Piton de la Fournaise : un des volcans les plus actifs du monde !

Exposition Permanente sur la coulée de 1977

Un des plus surveillés aussi, grâce à un observatoire volcanologique à la pointe de la technologie. Comment est-ce arrivé ? Qu’est-ce qui nous a valu cet équipement majeur ?
Reprenons du début !

Après un bon siècle de coulées dans l’Enclos Fouqué, donc sans danger pour les habitants, même si à proximité, il n’y a pas beaucoup de constructions, la population s’était plus ou moins endormie. En 1977, après 5 mois sans activité, le volcan se réveille. Et les habitants de Sainte-Rose avec lui.
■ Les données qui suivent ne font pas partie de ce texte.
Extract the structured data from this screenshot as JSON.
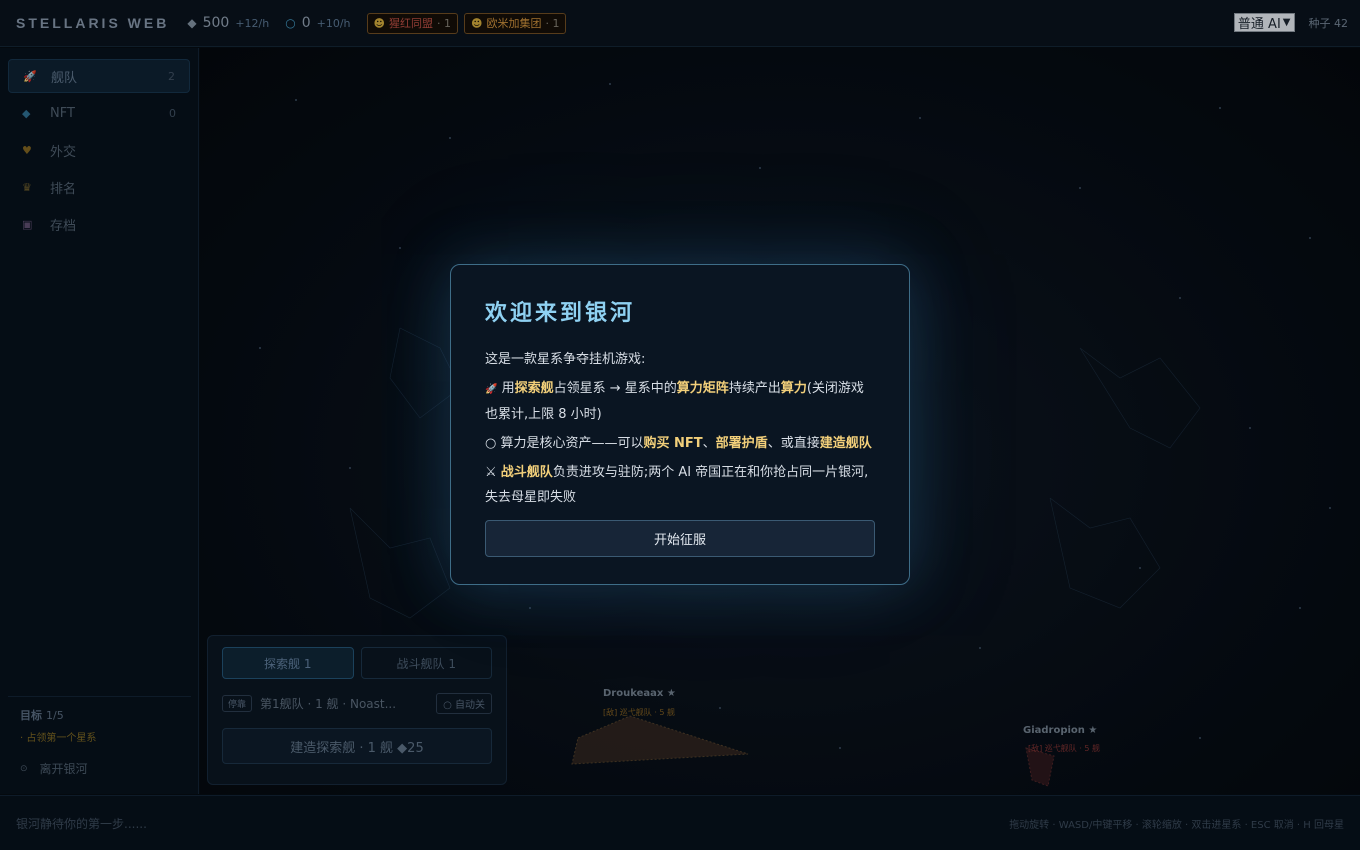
{
  "topbar": {
    "brand": "STELLARIS WEB",
    "compute": {
      "value": "500",
      "rate": "+12/h"
    },
    "other": {
      "value": "0",
      "rate": "+10/h"
    },
    "factions": [
      {
        "name": "猩红同盟",
        "count": "· 1"
      },
      {
        "name": "欧米加集团",
        "count": "· 1"
      }
    ],
    "ai_level": "普通 AI",
    "seed": "种子 42"
  },
  "sidebar": {
    "items": [
      {
        "label": "舰队",
        "count": "2"
      },
      {
        "label": "NFT",
        "count": "0"
      },
      {
        "label": "外交",
        "count": ""
      },
      {
        "label": "排名",
        "count": ""
      },
      {
        "label": "存档",
        "count": ""
      }
    ],
    "goal": {
      "title": "目标",
      "progress": "1/5",
      "item": "· 占领第一个星系"
    },
    "leave": "离开银河"
  },
  "map": {
    "systems": [
      {
        "name": "Droukeaax ★",
        "fleet": "[敌] 巡弋舰队 · 5 舰"
      },
      {
        "name": "Giadropion ★",
        "fleet": "[敌] 巡弋舰队 · 5 舰"
      }
    ]
  },
  "fleet_panel": {
    "tabs": [
      "探索舰 1",
      "战斗舰队 1"
    ],
    "row": {
      "tag": "停靠",
      "name": "第1舰队 · 1 舰 · Noast...",
      "auto": "自动关"
    },
    "build": "建造探索舰 · 1 舰 ◆25"
  },
  "bottombar": {
    "message": "银河静待你的第一步......",
    "hints": "拖动旋转 · WASD/中键平移 · 滚轮缩放 · 双击进星系 · ESC 取消 · H 回母星"
  },
  "modal": {
    "title": "欢迎来到银河",
    "intro": "这是一款星系争夺挂机游戏:",
    "p1": {
      "a": "用",
      "b": "探索舰",
      "c": "占领星系 → 星系中的",
      "d": "算力矩阵",
      "e": "持续产出",
      "f": "算力",
      "g": "(关闭游戏也累计,上限 8 小时)"
    },
    "p2": {
      "a": "算力是核心资产——可以",
      "b": "购买 NFT",
      "c": "、",
      "d": "部署护盾",
      "e": "、或直接",
      "f": "建造舰队"
    },
    "p3": {
      "b": "战斗舰队",
      "c": "负责进攻与驻防;两个 AI 帝国正在和你抢占同一片银河,失去母星即失败"
    },
    "start": "开始征服"
  }
}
En effet, le 24 mars, des fissures volcaniques s’ouvrent dans l'Enclos Fouqué, juste au-dessus de la plaine des Osmondes et sous le cône principal. Des fontaines de lave actives pendant quelques heures donnent naissance à des coulées de lave qui progressent dans la plaine des Osmondes et dans les Grandes Pentes.
Début avril, le 5, une fissure volcanique s'ouvre cette fois-ci en dehors de l'Enclos, sur le flanc Nord-Est du piton de la Fournaise, sur les hauteurs de la commune de Sainte-Rose. Cette fissure donne naissance à deux coulées de lave à une température d'environ 1 200 °C2. L'une se dirige plein Est le long du rempart de Bois Blanc vers le village de Bois-Blanc mais s'arrête avant de l'atteindre. Le 7, une seconde fissure progresse vers le Nord-Est en direction du village de Piton Sainte-Rose qu'elle atteint le 9 avril avant de se jeter dans l'océan Indien tard dans la soirée, le 10 avril à 2 h 30. Lors de ce premier passage, une partie du village est détruit. Le 13 avril, une nouvelle incursion de la lave dans le village détruit d'autres bâtiments. C'est lors de cet épisode que la lave entoure la gendarmerie, traverse la route nationale 2 et endommage à partir de 19 h 15 l'église du village, Notre-Dame-des-Laves, en l'entourant et brûlant son portail mais en n'y pénétrant quasiment pas. La lave continue sa progression jusqu'à l'océan qu'elle atteint vers 21 h 30.
L'éruption se termine 15 avril par le tarissement des fontaines de lave des fissures volcaniques.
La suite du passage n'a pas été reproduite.